Cumhurbaşkanı Erdoğan, “Amerikan askerlerine asla zarar vermeyecek şekilde, kendi planımıza uygun yerlerden Suriye topraklarındaki operasyonlarımıza hemen başlayabilriz” derken, ABD Dışişleri Bakanlığı Suriye Özel Temsilcisi James Jeffrey, Washington’daki bir toplantıda, Türkiye’nin Fırat’ın doğusuna yönelik tek taraflı bir askeri operasyon yapmasına sıcak bakmadıklarını, bu konudaki mesajın, Başkan’dan aşağıya her seviyede, Türk tarafına verildiğini söylüyordu. 

Birbiriyle çelişir gibi görünen bu iki konuşma çerçevesinde, Fırat’ın doğusuna yönelik operasyon ve olası sonuçları konusunda değerlendirme yapmaya çalışıyoruz. Bir zamanlar ABD’nin Ankara Büyükelçisi olarak da görev yapan Jeffrey’nin konuşmasındaki, “tek taraflı” notuna dikkat etmek gerekir. 

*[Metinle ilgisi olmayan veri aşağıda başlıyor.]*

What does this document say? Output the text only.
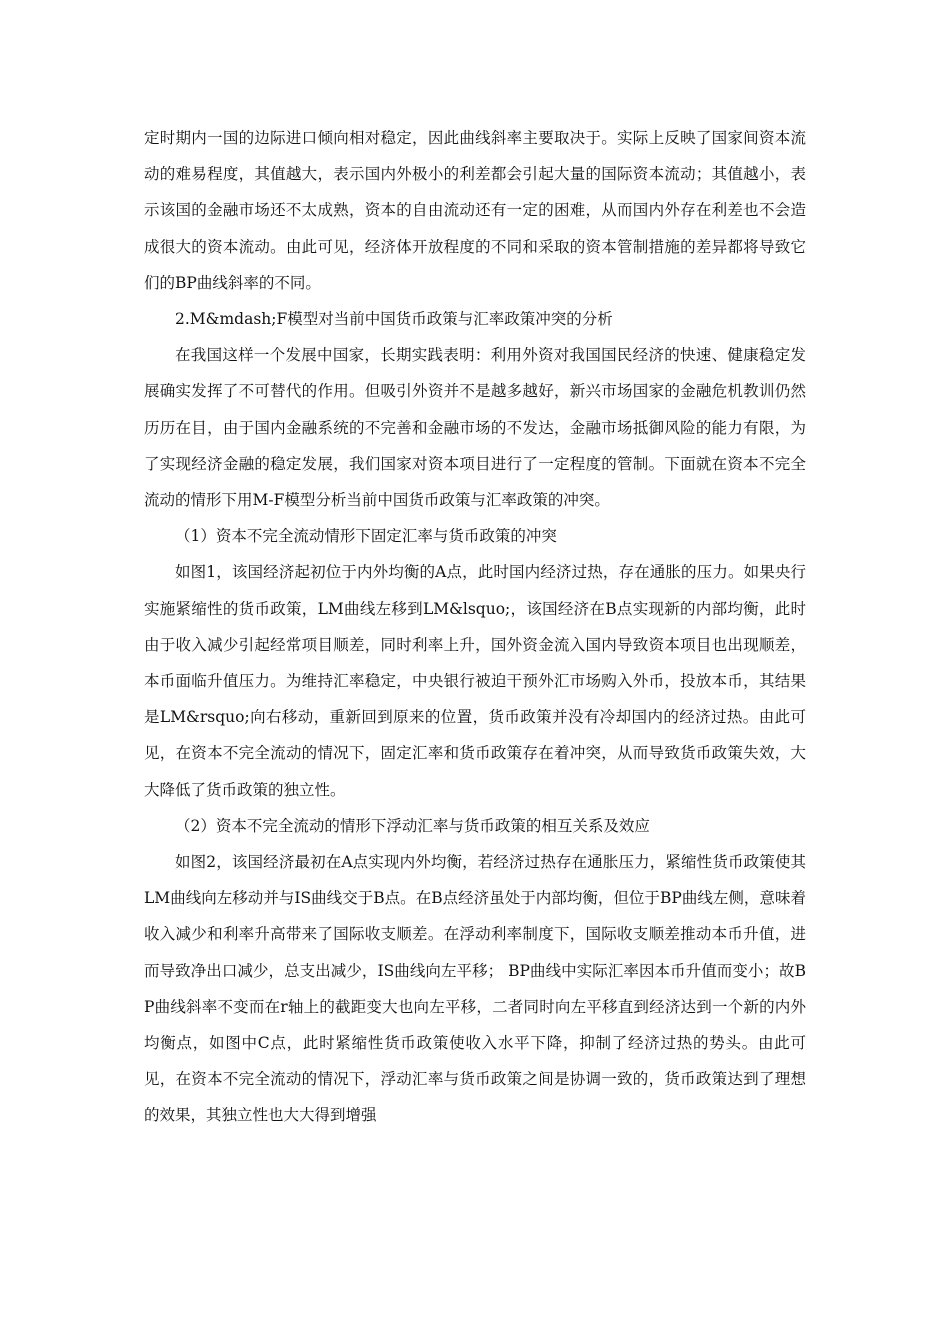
定时期内一国的边际进口倾向相对稳定，因此曲线斜率主要取决于。实际上反映了国家间资本流动的难易程度，其值越大，表示国内外极小的利差都会引起大量的国际资本流动；其值越小，表示该国的金融市场还不太成熟，资本的自由流动还有一定的困难，从而国内外存在利差也不会造成很大的资本流动。由此可见，经济体开放程度的不同和采取的资本管制措施的差异都将导致它们的BP曲线斜率的不同。

2.M&mdash;F模型对当前中国货币政策与汇率政策冲突的分析

在我国这样一个发展中国家，长期实践表明：利用外资对我国国民经济的快速、健康稳定发展确实发挥了不可替代的作用。但吸引外资并不是越多越好，新兴市场国家的金融危机教训仍然历历在目，由于国内金融系统的不完善和金融市场的不发达，金融市场抵御风险的能力有限，为了实现经济金融的稳定发展，我们国家对资本项目进行了一定程度的管制。下面就在资本不完全流动的情形下用M-F模型分析当前中国货币政策与汇率政策的冲突。

（1）资本不完全流动情形下固定汇率与货币政策的冲突

如图1，该国经济起初位于内外均衡的A点，此时国内经济过热，存在通胀的压力。如果央行实施紧缩性的货币政策，LM曲线左移到LM&lsquo;，该国经济在B点实现新的内部均衡，此时由于收入减少引起经常项目顺差，同时利率上升，国外资金流入国内导致资本项目也出现顺差，本币面临升值压力。为维持汇率稳定，中央银行被迫干预外汇市场购入外币，投放本币，其结果是LM&rsquo;向右移动，重新回到原来的位置，货币政策并没有冷却国内的经济过热。由此可见，在资本不完全流动的情况下，固定汇率和货币政策存在着冲突，从而导致货币政策失效，大大降低了货币政策的独立性。

（2）资本不完全流动的情形下浮动汇率与货币政策的相互关系及效应

如图2，该国经济最初在A点实现内外均衡，若经济过热存在通胀压力，紧缩性货币政策使其LM曲线向左移动并与IS曲线交于B点。在B点经济虽处于内部均衡，但位于BP曲线左侧，意味着收入减少和利率升高带来了国际收支顺差。在浮动利率制度下，国际收支顺差推动本币升值，进而导致净出口减少，总支出减少，IS曲线向左平移； BP曲线中实际汇率因本币升值而变小；故BP曲线斜率不变而在r轴上的截距变大也向左平移，二者同时向左平移直到经济达到一个新的内外均衡点，如图中C点，此时紧缩性货币政策使收入水平下降，抑制了经济过热的势头。由此可见，在资本不完全流动的情况下，浮动汇率与货币政策之间是协调一致的，货币政策达到了理想的效果，其独立性也大大得到增强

Cumhurbaşkanı Erdoğan, “Bir gece ansızın gelebiliriz” diyor, ama bu, ABD’nin bilgisi dışında tek taralı bir operasyon anlamına gelmiyor. Türkiye’nin hedefi terör yuvaları ve teröristler; Türkiye öncelikle güney sınırlarının güvenliğini sağlama kararlılığında. Topraklarını güney sınırları boyunca kuşatacak bir “terör kuşağı”nın oluşmasına izin vermemek de, “operasyonun ana hedefleri” parantezi içinde. Özel Temsilci James Jeffrey’yi rahatsız eden de, Türkiye’nin bu konudaki kararlılığı olabilir. 

Cumhurbaşkanı Erdoğan Başkan Trump’la 14 Aralık Cuma günü yaptığı telefon görüşmesinin ardından Türkiye, Fırat’ın doğusuna yönelik operasyon hazırlıklarını hızlandırınca, yazılı ve görsel basında, operasyonun hedeflerine ilişkin çeşitli değerlendirmeler yapılmaya başladı. “Bir gece ansızın gelecektik”, ama o gece hangi gece olabilirdi?.

Kimileri Türkiye’nin, bölgesel bir aktör olarak gelişmeleri kendi çıkarları doğrultusunda yönlendirmek üzere harekete geçtiğini belirtirken, kimileri de operasyonun bütünüyle iç kamuoyuna yönelik olduğunu, Suriye’nin geleceğini, Putin ile Tump’ın 19 Haziran 2018’de gerçekleştirdikleri Helsinki Zirvesi’nde belirlediklerini savunuyor.  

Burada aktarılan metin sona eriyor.